Troppo presto, e troppo poco, per lasciarsi suggestionare dall’idea che la (possibile) preda possa rovesciare il tavolo. Di certo la mossa anti scalata promossa da Philippe Donnet, l’amministratore delegato delle Generali, all’indomani delle prime voci sulle mire della prima banca italiana, ha prodotto un effetto paradosso.

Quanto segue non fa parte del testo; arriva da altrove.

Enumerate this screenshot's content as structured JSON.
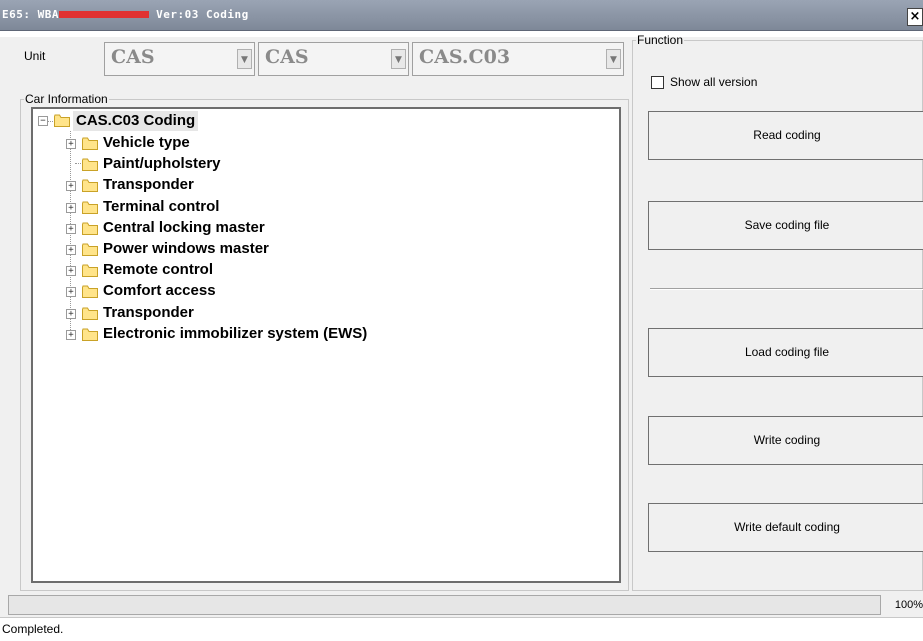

Il 23 gennaio il Leone ha preso a prestito il 3% dei diritti di voto di Intesa con l’obiettivo di bloccare l’eventuale acquisto di piccole quote da parte di quest’ultima e imporre (nel caso) allo stesso gruppo bancario il lancio di un’offerta pubblica. In base alla normativa sulle partecipazioni incrociate, Intesa sarebbe costretta a promuovere l’offerta su almeno il 60% del capitale. Nonostante Messina non abbia mai confermato l’Opa e si sia sempre limitato a parlare di «combinazioni industriali» Donnet ha confermato la strategia difensiva lasciando il prestito e acquistando sul mercato il 3,04% delle azioni di Intesa per un investimento di un miliardo circa. Il prestito però non è ancora stato completamente estinto. Da smaltire resta ancora una quota pari all’1,08% che unita al 3,04 acquistato la scorsa settimana e ad alcuni titoli di Intesa già in portafoglio porta temporaneamente la partecipazione al 4,5% circa. Sono sempre di venerdì le parole del presidente delle Generali, Gabriele Galateri, che aperto a possibili «collaborazioni industriali» con la banca, purché venga preservata l’indipendenza della compagnia. Gli ha replicato a distanza Gian Maria Gros-Pietro ricordando le condizioni poste a sua volta da Messina sull’eventuale «combinazione» con il Leone che «mai» dovrà intaccare solidità e redditività della banca.

Oggi Intesa Sanpaolo torna a riunire il consiglio di amministrazione ma il dossier Generali ancora «non risulta» all’ordine del giorno.